— Куда ты уйдешь? Кто тебя отпустит? Разве что в труповозы.
— Лучше в труповозы, чем детей ловить.
— Да ничего с ними не будет. Отпустят. Ну, подумаешь, анализ сделают. Ну, родители ремня дадут, когда штраф заплатят. Родители сами виноваты, было же предупреждение.
— А те, которых не отпустят?
— Те — не дети. Брось, Толька. Сдадим эту партию — и конец нашей смены, потерпи.
— Не дети? Да ты смотрел когда-нибудь им в глаза?
Говоря это, он сам пристально смотрел в глаза Павлику, потом отвернулся и стал смотреть в окно прямо сквозь зеленую занавесочку. Машину трясло на ходу.
— Я бы того, кто додумался внедрить плазмиды в вирус… не прикончить, и не заразить, нет. Назначить бы его на нашу должность, вот что. До конца его дней.

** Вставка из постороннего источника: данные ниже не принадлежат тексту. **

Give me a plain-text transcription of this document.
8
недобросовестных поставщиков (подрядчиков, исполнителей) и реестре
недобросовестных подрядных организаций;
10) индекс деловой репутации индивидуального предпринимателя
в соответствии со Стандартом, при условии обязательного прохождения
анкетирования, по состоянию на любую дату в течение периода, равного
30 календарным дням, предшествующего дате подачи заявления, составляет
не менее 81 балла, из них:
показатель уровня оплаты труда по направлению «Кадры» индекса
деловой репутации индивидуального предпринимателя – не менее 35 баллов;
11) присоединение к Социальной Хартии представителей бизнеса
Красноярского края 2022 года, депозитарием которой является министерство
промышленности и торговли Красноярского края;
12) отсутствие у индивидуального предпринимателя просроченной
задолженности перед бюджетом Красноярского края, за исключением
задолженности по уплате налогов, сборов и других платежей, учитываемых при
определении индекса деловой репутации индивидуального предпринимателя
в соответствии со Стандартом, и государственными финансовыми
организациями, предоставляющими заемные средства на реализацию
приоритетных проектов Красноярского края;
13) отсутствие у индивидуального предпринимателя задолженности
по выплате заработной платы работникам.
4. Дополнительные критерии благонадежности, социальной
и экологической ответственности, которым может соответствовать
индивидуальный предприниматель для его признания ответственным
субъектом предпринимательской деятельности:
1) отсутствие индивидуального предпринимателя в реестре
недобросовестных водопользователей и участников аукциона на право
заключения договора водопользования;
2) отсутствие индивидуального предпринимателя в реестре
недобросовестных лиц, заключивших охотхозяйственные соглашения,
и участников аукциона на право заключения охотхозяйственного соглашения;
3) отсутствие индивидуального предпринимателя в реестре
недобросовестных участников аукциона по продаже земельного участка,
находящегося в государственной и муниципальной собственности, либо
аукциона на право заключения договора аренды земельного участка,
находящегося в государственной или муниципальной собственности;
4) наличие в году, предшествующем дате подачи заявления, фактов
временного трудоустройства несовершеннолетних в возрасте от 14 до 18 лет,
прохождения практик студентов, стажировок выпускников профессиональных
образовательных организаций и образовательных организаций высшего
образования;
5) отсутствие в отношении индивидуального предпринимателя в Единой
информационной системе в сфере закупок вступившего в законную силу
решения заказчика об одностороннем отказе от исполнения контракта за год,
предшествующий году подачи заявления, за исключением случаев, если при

— Может, это и не злой умысел был, мы же не знаем. Это же все, в общем, закономерно. Когда пытаются нарушить законы природы, рано или поздно за это получают. Захотели вечной молодости — получите свою молодость. Заменили ген старения — вот вам пандемия. Вот и все шуточки с господом богом. Он и сам известный шутник.
Несколько минут они молчали. Анатолий по-прежнему смотрел в окно.
— Что поделаешь, — сказал Павел. — Жестоко, но необходимо. Пожалеешь одного — пострадают сотни.
— Конечно. Статистика. У нас всегда статистика. Люди — дело десятое.
— Что ты болтаешь. Разве можно не изолировать чумных, — вмешался шофер. — Даже в средние века и то какие-то меры принимали.
— Если комары переносят вирус, много ли толку людей изолировать?
— Много. Да и только ли комары? Если бы ты был уверен, затычки бы в нос не вставлял.
Анатолий некрасиво усмехнулся и схватился за нос, выковыривая биофильтры.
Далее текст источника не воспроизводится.